A topographic atlas defines developmental origins of cell heterogeneity in human embryonic lung.
When I read the book: When Breath Becomes Air by Paul Kalanithi1; a harrowing and yet inspiring tale of a neurosurgeon who later succumbed to lung cancer. I had to intermittently stop to think of the biological complexity of the organ and its simple function as a gas exchange medium that has enabled us and all the land-dwelling animals to evolve and survive on the surface.
As a student who is working on IPF, I know there exists such a diversity of cell types that contribute towards the function of this organ. The COVID-19 pandemic as well has brought back into attention how the immune system aggressively defends this organ and the subterfuge of the ACE2+ cells present in the organ by the virus puts us at extensive risk of death bringing us all to a halt in attempts to survive. But as a curious reader you might ask, wait how many types of cells exist within the organ? To address this Alexandros and colleagues leveraged modern sequencing techniques such as the spatial transcriptomics platform visium we discussed above in embryonic lung.
The simple answer, We knew there are at least 58 distinct cell types/identities till now. But, by using high-resolution techniques such as spatial seq they were able to distinguish 83 cell types/identities across six main categories: Mesenchymal, epithelial, endothelial, neuronal, erythroblasts, and immune cells. To achieve this,
They dissected lungs from 17 embryos ranging from 5 weeks post-conception to 14 weeks post-conception.
The right lobes were used for scRNA-seq and the left lobes for spatial analysis.
They used the gene expression patterns on the tissue sections with spatial transcriptomics at nine different stages of development.
From the key observations in their data; Mesenchymal cells was the largest cluster of cells to exist. Subclustering revealed 6 distinct cell types, along with several immature cell states. These immature cell types were further characterised using spatial techniques as mesothelial cells, pericytes, chondroblasts, and airway smooth muscles to name a few. This stresses the importance of spatial transcriptomics in detecting transitionary states at such an early time point.
Furthermore, They show that Airway smooth muscles originate from the immature mesenchyme. Proliferating ASM cells showed high expression of smooth muscle markers and they also show some transcription factors such as DACH2 are detected in intermediate states.
Spatial analysis aided them to localize the clusters by complementing with trajectory analysis in distinct positions along the developing airways.
It appears that fibroblasts follow two differentiation trajectories.

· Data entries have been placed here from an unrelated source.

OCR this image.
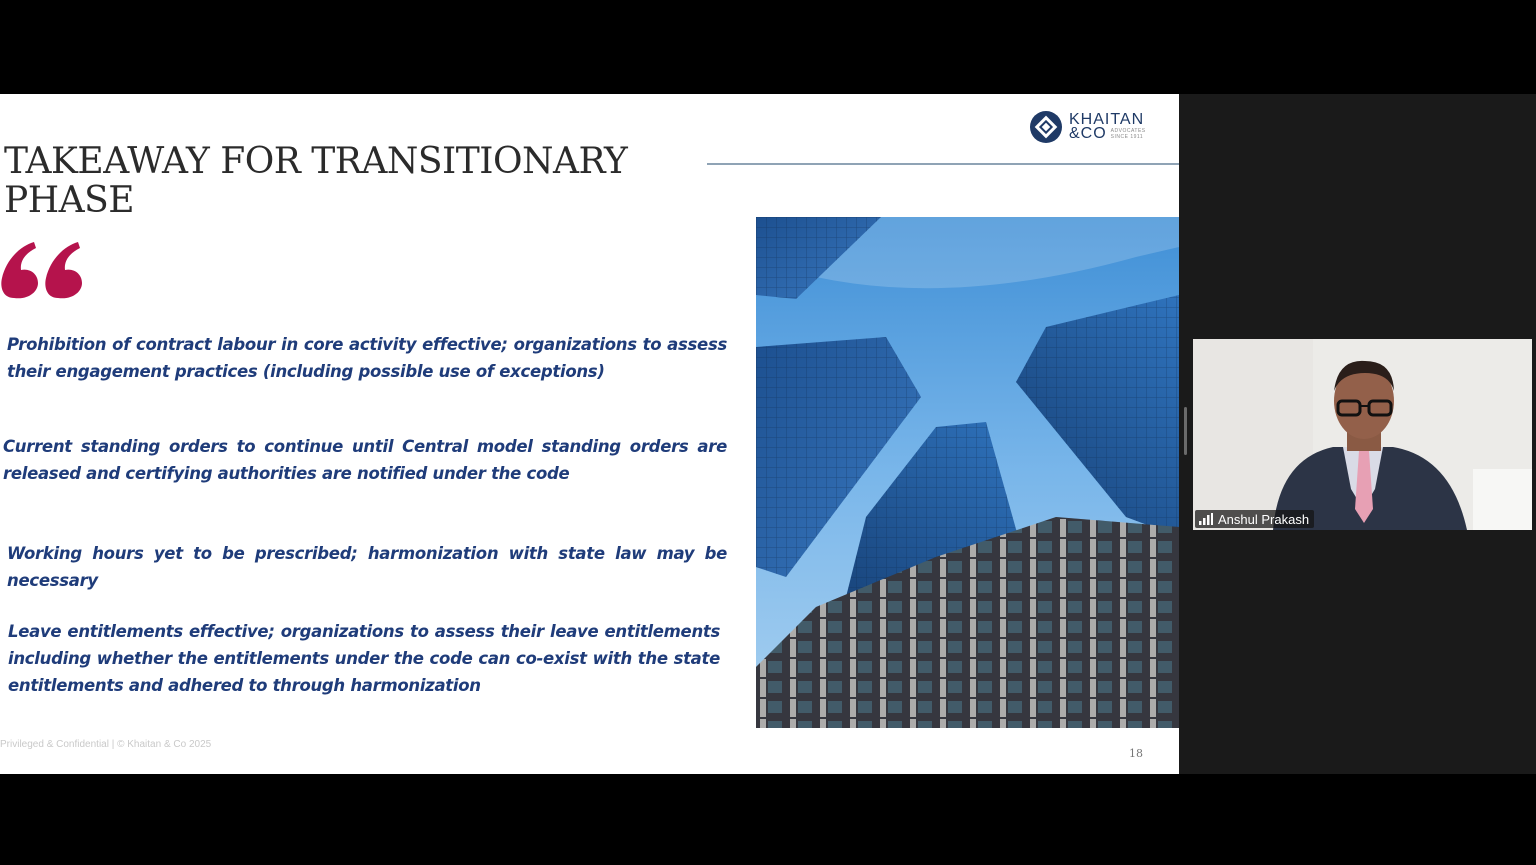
TAKEAWAY FOR TRANSITIONARY
PHASE
KHAITAN
&CO ADVOCATES
SINCE 1911
Prohibition of contract labour in core activity effective; organizations to assess their engagement practices (including possible use of exceptions)
Current standing orders to continue until Central model standing orders are released and certifying authorities are notified under the code
Working hours yet to be prescribed; harmonization with state law may be necessary
Leave entitlements effective; organizations to assess their leave entitlements including whether the entitlements under the code can co-exist with the state entitlements and adhered to through harmonization
Privileged & Confidential | © Khaitan & Co 2025
18
Anshul Prakash
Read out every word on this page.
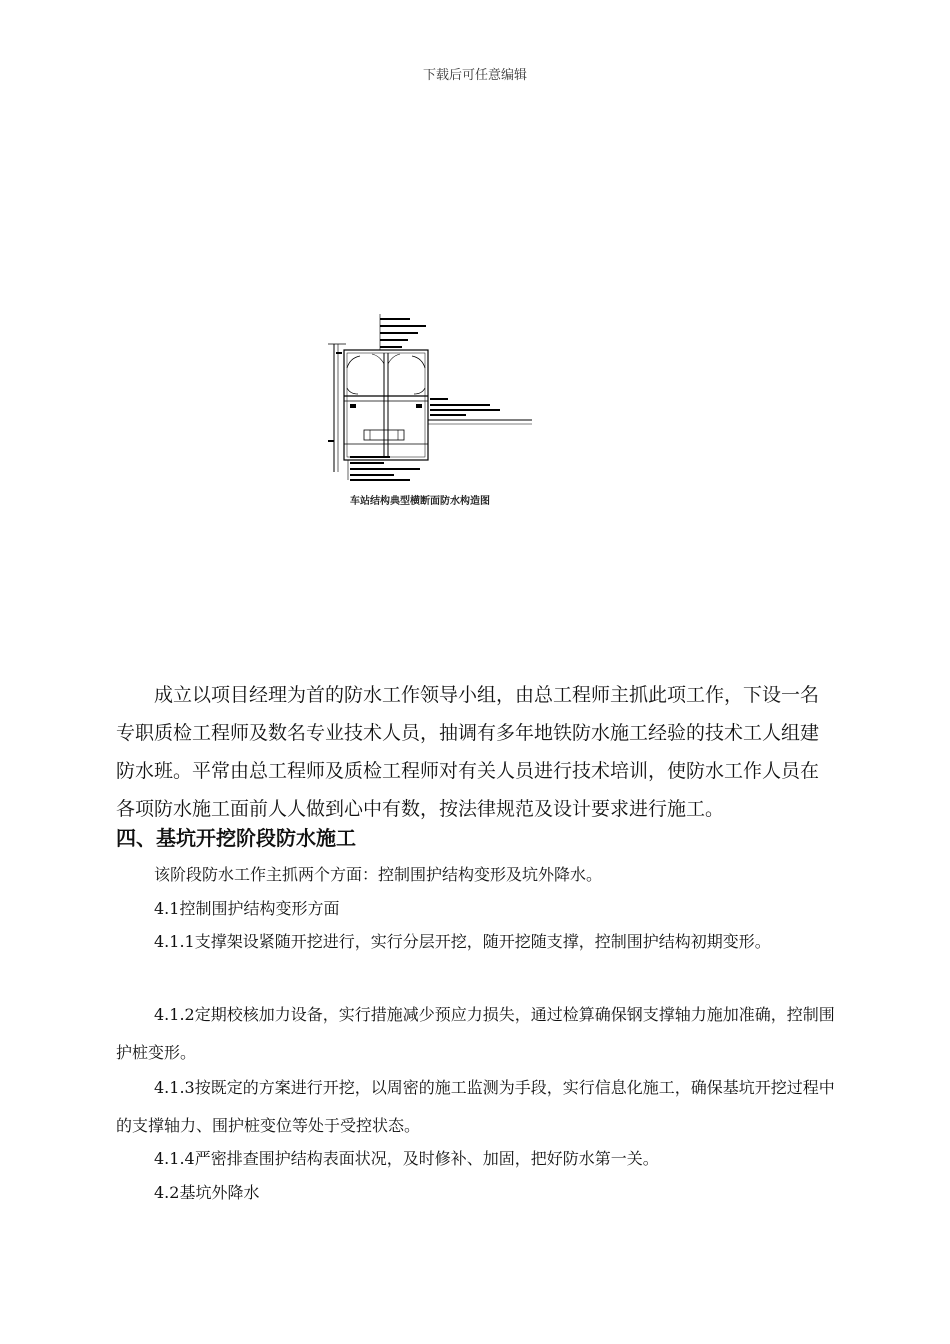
下载后可任意编辑
车站结构典型横断面防水构造图

成立以项目经理为首的防水工作领导小组，由总工程师主抓此项工作，下设一名专职质检工程师及数名专业技术人员，抽调有多年地铁防水施工经验的技术工人组建防水班。平常由总工程师及质检工程师对有关人员进行技术培训，使防水工作人员在各项防水施工面前人人做到心中有数，按法律规范及设计要求进行施工。

四、基坑开挖阶段防水施工

该阶段防水工作主抓两个方面：控制围护结构变形及坑外降水。

4.1控制围护结构变形方面

4.1.1支撑架设紧随开挖进行，实行分层开挖，随开挖随支撑，控制围护结构初期变形。

4.1.2定期校核加力设备，实行措施减少预应力损失，通过检算确保钢支撑轴力施加准确，控制围护桩变形。

4.1.3按既定的方案进行开挖，以周密的施工监测为手段，实行信息化施工，确保基坑开挖过程中的支撑轴力、围护桩变位等处于受控状态。

4.1.4严密排查围护结构表面状况，及时修补、加固，把好防水第一关。

4.2基坑外降水
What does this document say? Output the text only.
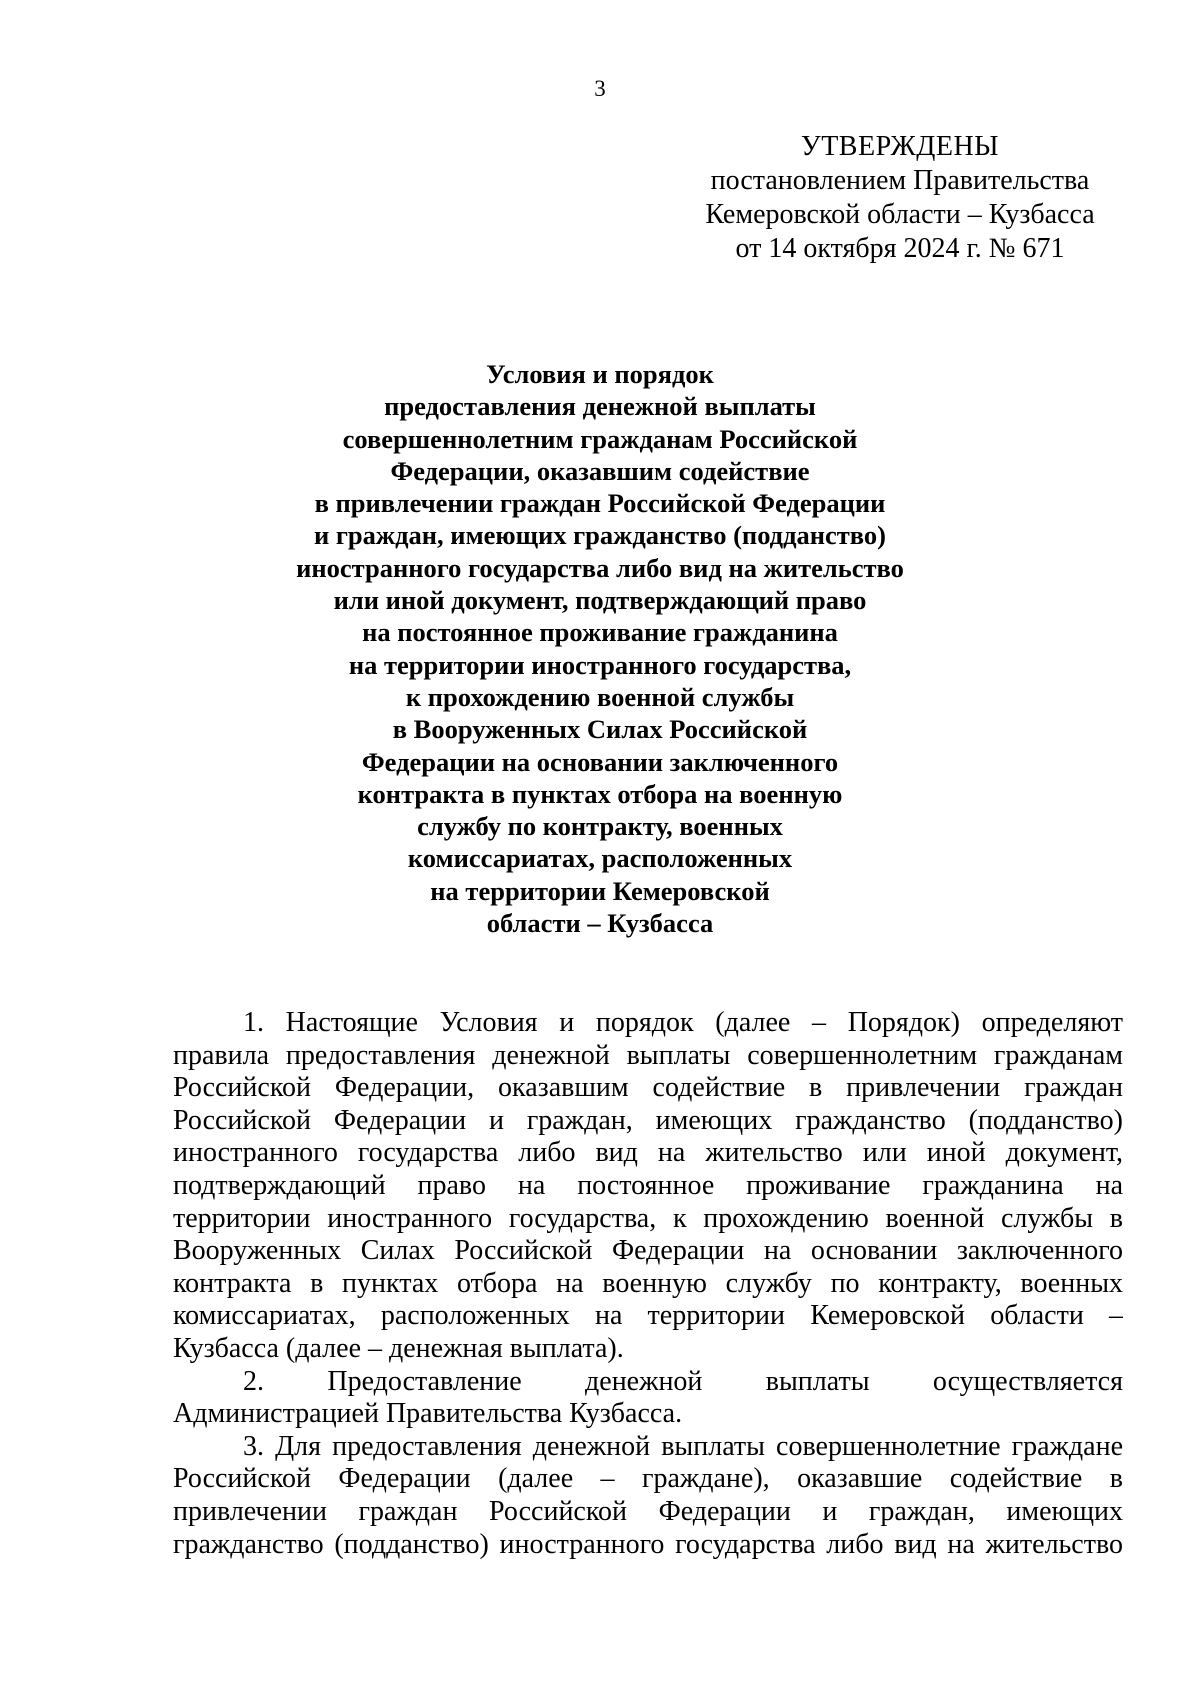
3
УТВЕРЖДЕНЫ
постановлением Правительства
Кемеровской области – Кузбасса
от 14 октября 2024 г. № 671
Условия и порядок
предоставления денежной выплаты
совершеннолетним гражданам Российской
Федерации, оказавшим содействие
в привлечении граждан Российской Федерации
и граждан, имеющих гражданство (подданство)
иностранного государства либо вид на жительство
или иной документ, подтверждающий право
на постоянное проживание гражданина
на территории иностранного государства,
к прохождению военной службы
в Вооруженных Силах Российской
Федерации на основании заключенного
контракта в пунктах отбора на военную
службу по контракту, военных
комиссариатах, расположенных
на территории Кемеровской
области – Кузбасса
1. Настоящие Условия и порядок (далее – Порядок) определяют
правила предоставления денежной выплаты совершеннолетним гражданам
Российской Федерации, оказавшим содействие в привлечении граждан
Российской Федерации и граждан, имеющих гражданство (подданство)
иностранного государства либо вид на жительство или иной документ,
подтверждающий право на постоянное проживание гражданина на
территории иностранного государства, к прохождению военной службы в
Вооруженных Силах Российской Федерации на основании заключенного
контракта в пунктах отбора на военную службу по контракту, военных
комиссариатах, расположенных на территории Кемеровской области –
Кузбасса (далее – денежная выплата).
2. Предоставление денежной выплаты осуществляется
Администрацией Правительства Кузбасса.
3. Для предоставления денежной выплаты совершеннолетние граждане
Российской Федерации (далее – граждане), оказавшие содействие в
привлечении граждан Российской Федерации и граждан, имеющих
гражданство (подданство) иностранного государства либо вид на жительство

The embryonic fibroblasts have distinct role to provide the scaffolding for resident lung cells.
They also use really cool methods to understand cell-cell interactions and communications.
Before this letter exceeds your “coffee becoming cold time”, I will cut it short and continue a deep dive into this paper at a later point. There I shall break down the details and pick up the gems that the authors have described in the resource paper(link to the article in references). But thank you so much if you have reached till here, please drop a comment below and say Hi
So probably Aristotle was right, There is a purpose for these heaps of cells to exist in a very particular fashion their contacts are important for their development. They need signals from their neighbours so that they can move and relocate to develop in a particular fashion and thereby making the organism as a whole exist.